Italie, été 2005. Dans ce petit village perdu d’une région montagneuse, où les départs de ceux qui ne parviennent plus à vivre de la terre sonnent le glas d’un monde en déclin, deux événements vont faire basculer pour toujours la vie de notre narrateur, Sandro. Orphelin à quinze ans, il avait été recueilli par les plus proches amis de ses parents, les Serrai : Pasqule, Bianca, et leur fille Lucia. Les liens du coeur remplaçant ceux du sang, ils avaient représenté sa seule famille, et il avait grandi auprès d’eux jusqu’à la fin de ses études d’infirmier, emménageant ensuite dans la maison héritée de ses parents. Ce lien indéfectible va pourtant être irrémédiablement brisé, sans qu’on ne sache tout d’abord la raison d’une telle rupture. Elle sera d’autant plus douloureuse pour Sandro qu’un drame va venir secouer la communauté toute entière. Un dimanche de juin, jour de fête, la jeune Chiara, quinze ans, disparait. Elle est la nièce des Sarrai, la cousine de Lucia, et ils sont anéantis. Sandro, toujours banni, en est réduit à observer leur désespoir de loin, à la télévision comme des millions d’autres Italiens, et il va ainsi raconter, quinze ans après les faits, le déroulé des événements, les questionnements, l’enquête, les rumeurs.

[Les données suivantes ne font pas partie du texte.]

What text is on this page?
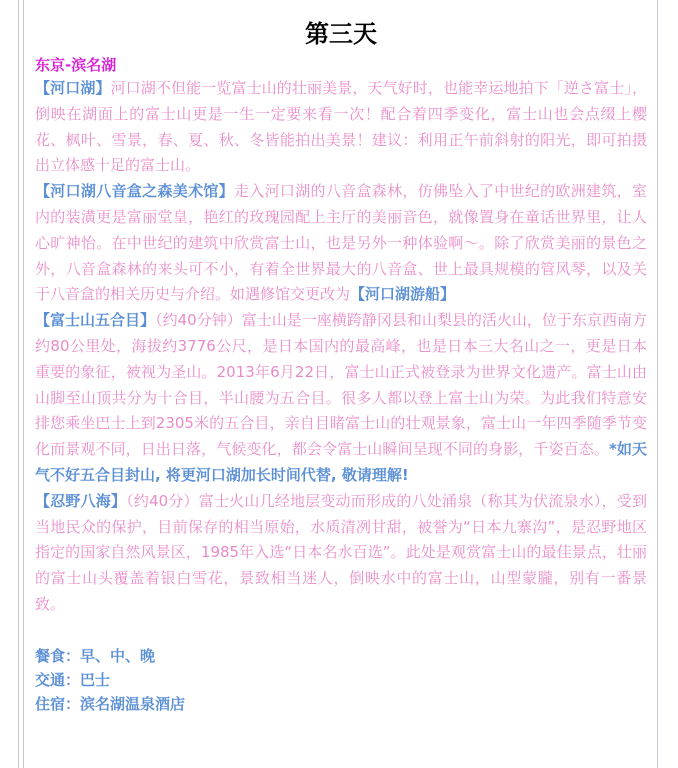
第三天
东京-滨名湖

【河口湖】河口湖不但能一览富士山的壮丽美景，天气好时，也能幸运地拍下「逆さ富士」，倒映在湖面上的富士山更是一生一定要来看一次！配合着四季变化，富士山也会点缀上樱花、枫叶、雪景，春、夏、秋、冬皆能拍出美景！建议：利用正午前斜射的阳光，即可拍摄出立体感十足的富士山。

【河口湖八音盒之森美术馆】走入河口湖的八音盒森林，仿佛坠入了中世纪的欧洲建筑，室内的装潢更是富丽堂皇，艳红的玫瑰园配上主厅的美丽音色，就像置身在童话世界里，让人心旷神怡。在中世纪的建筑中欣赏富士山，也是另外一种体验啊～。除了欣赏美丽的景色之外，八音盒森林的来头可不小，有着全世界最大的八音盒、世上最具规模的管风琴，以及关于八音盒的相关历史与介绍。如遇修馆交更改为【河口湖游船】

【富士山五合目】（约40分钟）富士山是一座横跨静冈县和山梨县的活火山，位于东京西南方约80公里处，海拔约3776公尺，是日本国内的最高峰，也是日本三大名山之一，更是日本重要的象征，被视为圣山。2013年6月22日，富士山正式被登录为世界文化遗产。富士山由山脚至山顶共分为十合目，半山腰为五合目。很多人都以登上富士山为荣。为此我们特意安排您乘坐巴士上到2305米的五合目，亲自目睹富士山的壮观景象，富士山一年四季随季节变化而景观不同，日出日落，气候变化，都会令富士山瞬间呈现不同的身影，千姿百态。*如天气不好五合目封山, 将更河口湖加长时间代替, 敬请理解!

【忍野八海】（约40分）富士火山几经地层变动而形成的八处涌泉（称其为伏流泉水），受到当地民众的保护，目前保存的相当原始，水质清冽甘甜，被誉为“日本九寨沟”，是忍野地区指定的国家自然风景区，1985年入选“日本名水百选”。此处是观赏富士山的最佳景点，壮丽的富士山头覆盖着银白雪花，景致相当迷人，倒映水中的富士山，山型蒙朧，别有一番景致。

餐食：早、中、晚
交通：巴士
住宿：滨名湖温泉酒店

Aucune pensée n’est jamais totalement juste. Totalement pure. Aucun sentiment. Au fond, nous ne sommes qu’ombres et doubles-fonds, qu’écheveaux à débrouiller.

C’est l’histoire d’un drame familial, inspiré d’un fait divers, qui va secouer le pays entier, et illustrer l’affolement médiatique et l’indécence de certains journalistes prêts à toutes les obscénités pour décrocher le scoop. La télévision, par son culte des apparences et de l’urgence, est vilipendée, que ce soit pour ces directs interminables n’épargnant rien aux victimes ou pour ses émissions de télé-réalité séduisant des jeunes crevant d’ennui. Tandis que des hordes de journalistes envahissent les ruelles du village, le tribunal populaire s’est mis en branle, décidé à désigner un coupable au plus vite. Car si ce petit village italien, comme tant d’autres, s’illustre par la solidarité, l’entraide et les valeurs familiales, la noirceur n’est pas loin : rumeurs nauséabondes, jalousies, préjugés, homophobie, xénophobie…

Hantés par leurs secrets, les personnages sont particulièrement bien esquissés, à commencer par Sandro lui-même, mais aussi Serrai, cet homme rude et taiseux ne vivant que pour sa terre, les deux soeurs Bianca, le procureur, ou encore la vieille Tancredi qui nous offre l’un des passages les plus émouvants. Un roman porté par un style envoûtant, remarquablement construit, malgré quelques longueurs, et qui distille son suspense au fur et à mesure.